To be pedantic more than anything, but if the book wants to pain Oswald as a real person it should refer to him as Lee Oswald and not ‘Lee Harvey Oswald.’ It’s a policing reference to use a person’s full name and Oswald was not referred to with his middle name.
I was not serious.
Having been down this rabbit-hole before enough times to get bored with it: the most interesting thing about Oswald was that time he tried and failed to shoot an Army general. Kennedy practice run? He was just really pissed at the guy?
The most interesting thing about the few remaining Kennedy items is this:
What could have been important enough to hide it for 61 years? Why?
I imagine at some point I will be old enough that September 11th is a meaningless day as well. It’s weird to think about.

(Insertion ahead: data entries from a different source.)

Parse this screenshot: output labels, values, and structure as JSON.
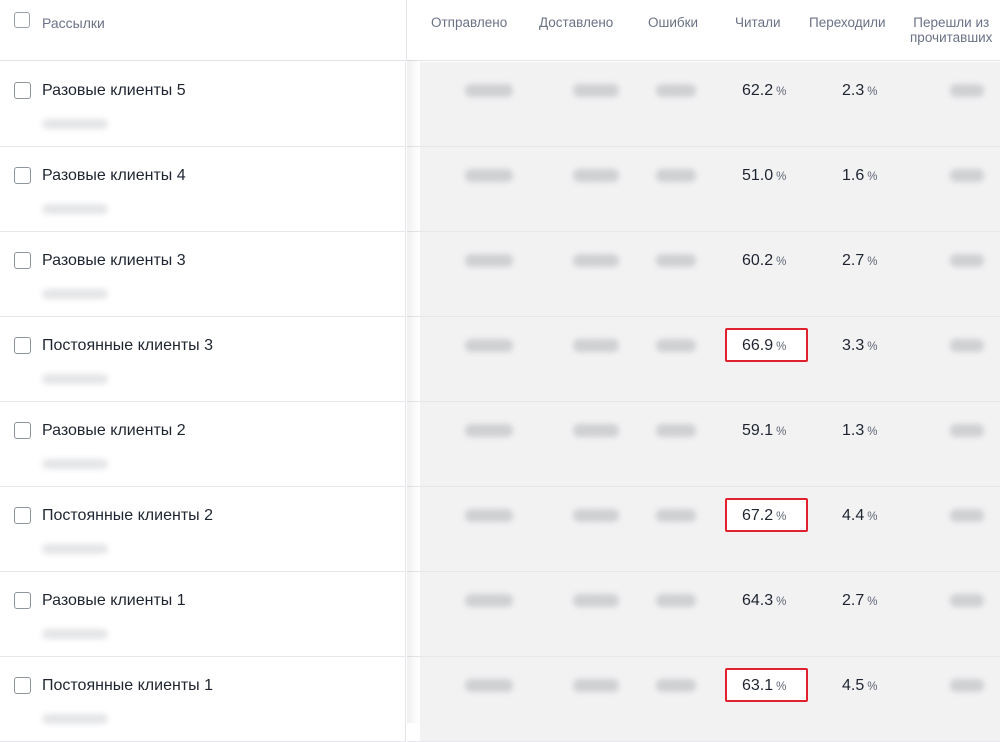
{
  "header": {
    "title": "Рассылки",
    "columns": [
      {
        "label": "Отправлено"
      },
      {
        "label": "Доставлено"
      },
      {
        "label": "Ошибки"
      },
      {
        "label": "Читали"
      },
      {
        "label": "Переходили"
      },
      {
        "label": "Перешли из\nпрочитавших"
      }
    ]
  },
  "rows": [
    {
      "name": "Разовые клиенты 5",
      "read": "62.2",
      "clicked": "2.3",
      "highlighted": false
    },
    {
      "name": "Разовые клиенты 4",
      "read": "51.0",
      "clicked": "1.6",
      "highlighted": false
    },
    {
      "name": "Разовые клиенты 3",
      "read": "60.2",
      "clicked": "2.7",
      "highlighted": false
    },
    {
      "name": "Постоянные клиенты 3",
      "read": "66.9",
      "clicked": "3.3",
      "highlighted": true
    },
    {
      "name": "Разовые клиенты 2",
      "read": "59.1",
      "clicked": "1.3",
      "highlighted": false
    },
    {
      "name": "Постоянные клиенты 2",
      "read": "67.2",
      "clicked": "4.4",
      "highlighted": true
    },
    {
      "name": "Разовые клиенты 1",
      "read": "64.3",
      "clicked": "2.7",
      "highlighted": false
    },
    {
      "name": "Постоянные клиенты 1",
      "read": "63.1",
      "clicked": "4.5",
      "highlighted": true
    }
  ],
  "unit": "%",
  "colors": {
    "highlight_border": "#e0212e",
    "header_text": "#6b7286",
    "metrics_background": "#f2f2f3"
  }
}
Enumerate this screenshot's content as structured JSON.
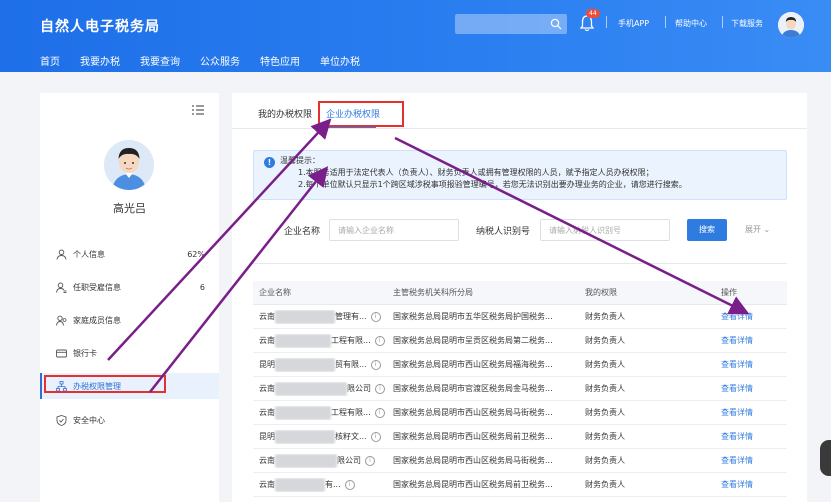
{
  "header": {
    "title": "自然人电子税务局",
    "notification_count": "44",
    "links": [
      "手机APP",
      "帮助中心",
      "下载服务"
    ],
    "nav": [
      "首页",
      "我要办税",
      "我要查询",
      "公众服务",
      "特色应用",
      "单位办税"
    ]
  },
  "sidebar": {
    "user_name": "高光吕",
    "items": [
      {
        "label": "个人信息",
        "value": "62%"
      },
      {
        "label": "任职受雇信息",
        "value": "6"
      },
      {
        "label": "家庭成员信息",
        "value": ""
      },
      {
        "label": "银行卡",
        "value": ""
      },
      {
        "label": "办税权限管理",
        "value": ""
      },
      {
        "label": "安全中心",
        "value": ""
      }
    ]
  },
  "main": {
    "tabs": [
      "我的办税权限",
      "企业办税权限"
    ],
    "tip": {
      "title": "温馨提示：",
      "line1": "1.本服务适用于法定代表人（负责人）、财务负责人或拥有管理权限的人员，赋予指定人员办税权限；",
      "line2": "2.每个单位默认只显示1个跨区域涉税事项报验管理编号，若您无法识别出要办理业务的企业，请您进行搜索。"
    },
    "search": {
      "company_label": "企业名称",
      "company_placeholder": "请输入企业名称",
      "tax_id_label": "纳税人识别号",
      "tax_id_placeholder": "请输入纳税人识别号",
      "search_button": "搜索",
      "expand": "展开"
    },
    "table": {
      "headers": [
        "企业名称",
        "主管税务机关科所分局",
        "我的权限",
        "操作"
      ],
      "rows": [
        {
          "name_pre": "云南",
          "name_post": "管理有...",
          "bureau": "国家税务总局昆明市五华区税务局护国税务...",
          "permission": "财务负责人",
          "action": "查看详情"
        },
        {
          "name_pre": "云南",
          "name_post": "工程有限...",
          "bureau": "国家税务总局昆明市呈贡区税务局第二税务...",
          "permission": "财务负责人",
          "action": "查看详情"
        },
        {
          "name_pre": "昆明",
          "name_post": "贸有限...",
          "bureau": "国家税务总局昆明市西山区税务局福海税务...",
          "permission": "财务负责人",
          "action": "查看详情"
        },
        {
          "name_pre": "云南",
          "name_post": "限公司",
          "bureau": "国家税务总局昆明市官渡区税务局金马税务...",
          "permission": "财务负责人",
          "action": "查看详情"
        },
        {
          "name_pre": "云南",
          "name_post": "工程有限...",
          "bureau": "国家税务总局昆明市西山区税务局马街税务...",
          "permission": "财务负责人",
          "action": "查看详情"
        },
        {
          "name_pre": "昆明",
          "name_post": "核籽文...",
          "bureau": "国家税务总局昆明市西山区税务局前卫税务...",
          "permission": "财务负责人",
          "action": "查看详情"
        },
        {
          "name_pre": "云南",
          "name_post": "限公司",
          "bureau": "国家税务总局昆明市西山区税务局马街税务...",
          "permission": "财务负责人",
          "action": "查看详情"
        },
        {
          "name_pre": "云南",
          "name_post": "有...",
          "bureau": "国家税务总局昆明市西山区税务局前卫税务...",
          "permission": "财务负责人",
          "action": "查看详情"
        }
      ]
    }
  },
  "colors": {
    "brand_blue": "#1e6fe8",
    "link_blue": "#2f7ce0",
    "annotation_red": "#e53030",
    "annotation_arrow": "#7a1f8a"
  }
}
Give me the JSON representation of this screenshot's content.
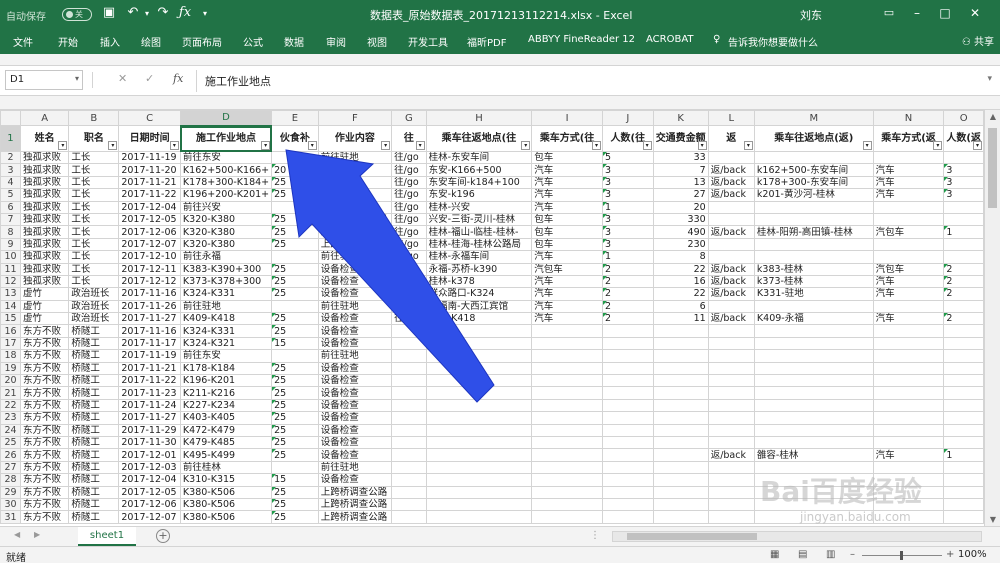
{
  "titlebar": {
    "autosave_label": "自动保存",
    "autosave_state": "关",
    "doc_title": "数据表_原始数据表_20171213112214.xlsx - Excel",
    "user": "刘东"
  },
  "ribbon": {
    "tabs": [
      "文件",
      "开始",
      "插入",
      "绘图",
      "页面布局",
      "公式",
      "数据",
      "审阅",
      "视图",
      "开发工具",
      "福昕PDF",
      "ABBYY FineReader 12",
      "ACROBAT",
      "告诉我你想要做什么"
    ],
    "share": "共享"
  },
  "formula_bar": {
    "name_box": "D1",
    "content": "施工作业地点"
  },
  "columns": [
    "A",
    "B",
    "C",
    "D",
    "E",
    "F",
    "G",
    "H",
    "I",
    "J",
    "K",
    "L",
    "M",
    "N",
    "O"
  ],
  "header_row": [
    "姓名",
    "职名",
    "日期时间",
    "施工作业地点",
    "伙食补",
    "作业内容",
    "往",
    "乘车往返地点(往",
    "乘车方式(往",
    "人数(往",
    "交通费金额",
    "返",
    "乘车往返地点(返)",
    "乘车方式(返",
    "人数(返"
  ],
  "rows": [
    [
      "独孤求败",
      "工长",
      "2017-11-19",
      "前往东安",
      "",
      "前往驻地",
      "往/go",
      "桂林-东安车间",
      "包车",
      "5",
      "33",
      "",
      "",
      "",
      ""
    ],
    [
      "独孤求败",
      "工长",
      "2017-11-20",
      "K162+500-K166+",
      "20",
      "设备检查",
      "往/go",
      "东安-K166+500",
      "汽车",
      "3",
      "7",
      "返/back",
      "k162+500-东安车间",
      "汽车",
      "3"
    ],
    [
      "独孤求败",
      "工长",
      "2017-11-21",
      "K178+300-K184+",
      "25",
      "设备检查",
      "往/go",
      "东安车间-k184+100",
      "汽车",
      "3",
      "13",
      "返/back",
      "k178+300-东安车间",
      "汽车",
      "3"
    ],
    [
      "独孤求败",
      "工长",
      "2017-11-22",
      "K196+200-K201+",
      "25",
      "设备检查",
      "往/go",
      "东安-k196",
      "汽车",
      "3",
      "27",
      "返/back",
      "k201-黄沙河-桂林",
      "汽车",
      "3"
    ],
    [
      "独孤求败",
      "工长",
      "2017-12-04",
      "前往兴安",
      "",
      "前往驻地",
      "往/go",
      "桂林-兴安",
      "汽车",
      "1",
      "20",
      "",
      "",
      "",
      ""
    ],
    [
      "独孤求败",
      "工长",
      "2017-12-05",
      "K320-K380",
      "25",
      "上跨桥调查公路",
      "往/go",
      "兴安-三街-灵川-桂林",
      "包车",
      "3",
      "330",
      "",
      "",
      "",
      ""
    ],
    [
      "独孤求败",
      "工长",
      "2017-12-06",
      "K320-K380",
      "25",
      "上跨桥调查公路",
      "往/go",
      "桂林-福山-临桂-桂林-",
      "包车",
      "3",
      "490",
      "返/back",
      "桂林-阳朔-高田镇-桂林",
      "汽包车",
      "1"
    ],
    [
      "独孤求败",
      "工长",
      "2017-12-07",
      "K320-K380",
      "25",
      "上跨桥调查公路",
      "往/go",
      "桂林-桂海-桂林公路局",
      "包车",
      "3",
      "230",
      "",
      "",
      "",
      ""
    ],
    [
      "独孤求败",
      "工长",
      "2017-12-10",
      "前往永福",
      "",
      "前往驻地",
      "往/go",
      "桂林-永福车间",
      "汽车",
      "1",
      "8",
      "",
      "",
      "",
      ""
    ],
    [
      "独孤求败",
      "工长",
      "2017-12-11",
      "K383-K390+300",
      "25",
      "设备检查",
      "往/go",
      "永福-苏桥-k390",
      "汽包车",
      "2",
      "22",
      "返/back",
      "k383-桂林",
      "汽包车",
      "2"
    ],
    [
      "独孤求败",
      "工长",
      "2017-12-12",
      "K373-K378+300",
      "25",
      "设备检查",
      "往/go",
      "桂林-k378",
      "汽车",
      "2",
      "16",
      "返/back",
      "k373-桂林",
      "汽车",
      "2"
    ],
    [
      "虚竹",
      "政治班长",
      "2017-11-16",
      "K324-K331",
      "25",
      "设备检查",
      "往/go",
      "群众路口-K324",
      "汽车",
      "2",
      "22",
      "返/back",
      "K331-驻地",
      "汽车",
      "2"
    ],
    [
      "虚竹",
      "政治班长",
      "2017-11-26",
      "前往驻地",
      "",
      "前往驻地",
      "往/go",
      "永福南-大西江宾馆",
      "汽车",
      "2",
      "6",
      "",
      "",
      "",
      ""
    ],
    [
      "虚竹",
      "政治班长",
      "2017-11-27",
      "K409-K418",
      "25",
      "设备检查",
      "往/go",
      "永福-K418",
      "汽车",
      "2",
      "11",
      "返/back",
      "K409-永福",
      "汽车",
      "2"
    ],
    [
      "东方不败",
      "桥隧工",
      "2017-11-16",
      "K324-K331",
      "25",
      "设备检查",
      "",
      "",
      "",
      "",
      "",
      "",
      "",
      "",
      ""
    ],
    [
      "东方不败",
      "桥隧工",
      "2017-11-17",
      "K324-K321",
      "15",
      "设备检查",
      "",
      "",
      "",
      "",
      "",
      "",
      "",
      "",
      ""
    ],
    [
      "东方不败",
      "桥隧工",
      "2017-11-19",
      "前往东安",
      "",
      "前往驻地",
      "",
      "",
      "",
      "",
      "",
      "",
      "",
      "",
      ""
    ],
    [
      "东方不败",
      "桥隧工",
      "2017-11-21",
      "K178-K184",
      "25",
      "设备检查",
      "",
      "",
      "",
      "",
      "",
      "",
      "",
      "",
      ""
    ],
    [
      "东方不败",
      "桥隧工",
      "2017-11-22",
      "K196-K201",
      "25",
      "设备检查",
      "",
      "",
      "",
      "",
      "",
      "",
      "",
      "",
      ""
    ],
    [
      "东方不败",
      "桥隧工",
      "2017-11-23",
      "K211-K216",
      "25",
      "设备检查",
      "",
      "",
      "",
      "",
      "",
      "",
      "",
      "",
      ""
    ],
    [
      "东方不败",
      "桥隧工",
      "2017-11-24",
      "K227-K234",
      "25",
      "设备检查",
      "",
      "",
      "",
      "",
      "",
      "",
      "",
      "",
      ""
    ],
    [
      "东方不败",
      "桥隧工",
      "2017-11-27",
      "K403-K405",
      "25",
      "设备检查",
      "",
      "",
      "",
      "",
      "",
      "",
      "",
      "",
      ""
    ],
    [
      "东方不败",
      "桥隧工",
      "2017-11-29",
      "K472-K479",
      "25",
      "设备检查",
      "",
      "",
      "",
      "",
      "",
      "",
      "",
      "",
      ""
    ],
    [
      "东方不败",
      "桥隧工",
      "2017-11-30",
      "K479-K485",
      "25",
      "设备检查",
      "",
      "",
      "",
      "",
      "",
      "",
      "",
      "",
      ""
    ],
    [
      "东方不败",
      "桥隧工",
      "2017-12-01",
      "K495-K499",
      "25",
      "设备检查",
      "",
      "",
      "",
      "",
      "",
      "返/back",
      "雒容-桂林",
      "汽车",
      "1"
    ],
    [
      "东方不败",
      "桥隧工",
      "2017-12-03",
      "前往桂林",
      "",
      "前往驻地",
      "",
      "",
      "",
      "",
      "",
      "",
      "",
      "",
      ""
    ],
    [
      "东方不败",
      "桥隧工",
      "2017-12-04",
      "K310-K315",
      "15",
      "设备检查",
      "",
      "",
      "",
      "",
      "",
      "",
      "",
      "",
      ""
    ],
    [
      "东方不败",
      "桥隧工",
      "2017-12-05",
      "K380-K506",
      "25",
      "上跨桥调查公路",
      "",
      "",
      "",
      "",
      "",
      "",
      "",
      "",
      ""
    ],
    [
      "东方不败",
      "桥隧工",
      "2017-12-06",
      "K380-K506",
      "25",
      "上跨桥调查公路",
      "",
      "",
      "",
      "",
      "",
      "",
      "",
      "",
      ""
    ],
    [
      "东方不败",
      "桥隧工",
      "2017-12-07",
      "K380-K506",
      "25",
      "上跨桥调查公路",
      "",
      "",
      "",
      "",
      "",
      "",
      "",
      "",
      ""
    ]
  ],
  "sheet_tab": "sheet1",
  "status": {
    "ready": "就绪",
    "zoom": "100%"
  },
  "watermark": {
    "logo": "Bai百度经验",
    "url": "jingyan.baidu.com"
  },
  "colors": {
    "accent": "#217346",
    "arrow": "#2f4fe8"
  },
  "icons": [
    "save-icon",
    "undo-icon",
    "redo-icon",
    "fx-icon",
    "filter-dropdown-icon",
    "lightbulb-icon",
    "person-icon"
  ]
}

The young don’t get it because they grew up after what his assassination caused. They didn’t know America when politics still had true believers. When we had a reason to trust and put our faith in leaders.
After this, we had every reason to believe the government or those in it were directly responsible for making our lives worse in order to expand their personal power. And a bunch of things happened in short succession to prove it: Rfk, Dr King, hell even Marilyn Monroe.
We didn’t have conspiracy theory before this. We had no reason to believe the government wanted anything except to make the country better.
Kids today? They know better.
I know this is taken as a fact and that the polling of the day confirms it, but I heard a radio show from the late 1940s called The Life of Riley that was performed live before a studio audience and they made some joke about the government (and this was even shortly after World War II) something about how incompetent the government was, or how it couldn’t be trusted, and given the polling data, the response from the audience to the joke was stunning. It received the loudest laugh of the entire broadcast and I think also received thunderous applause that went on for around 30 seconds.
This actually shouldn’t necessarily be too much of a surprise, given the levels of inflation post World War II, and I think it suggests that even then the amount of trust and faith that people had in leaders was more complicated and not as high as is now generally believed.
No conspiracy theories?
How about the Blood Libel? That dates back centuries.
I was in 5th grade. A 4th grade teacher ran into our room and told our teacher to cut on the TV. We were carving green bricks at the time with knives (something that they don’t do today). I remember hearing the news and dropping my knife onto the table in shock. They sent us home, and we were glued to the TV all weekend. My mother and I saw Oswald killed live on TV. It was a horrible time.
4th grade at St. Patrick’s the principal (a nun) announced on the “intercom” JFK was shot! A few of the boys started shooting imaginary guns. ~ minutes later she announced JFK was dead. Many of the girls started to cry.
Yes, glued to the TV Friday to Monday. Glorious black and white Zenith.
I wasn’t alive when it happened, but growing up in the aftermath, it certainly was talked about every single year. It does seem strange that at some point, it wasn’t brought up anymore. I figured on the 50th anniversary in 2013, there would be some more discussion about it than in prior years. Google would always put new images up each day and I thought for sure they would put up something related to JFK. Well Google did do something around that time, but I was surprised to see it was a game commemorating the 50th anniversary of Dr Who. I didn’t think Dr Who was all that big, but I guess it had become more important at least to Google.
To be fair about the exact date though, I knew all about the assassination but I never remembered the specific date because I wasn’t alive when it happened. I always know it is about this time around Thanksgiving, but Nov 22 has never been a date that would trigger any meaning to me.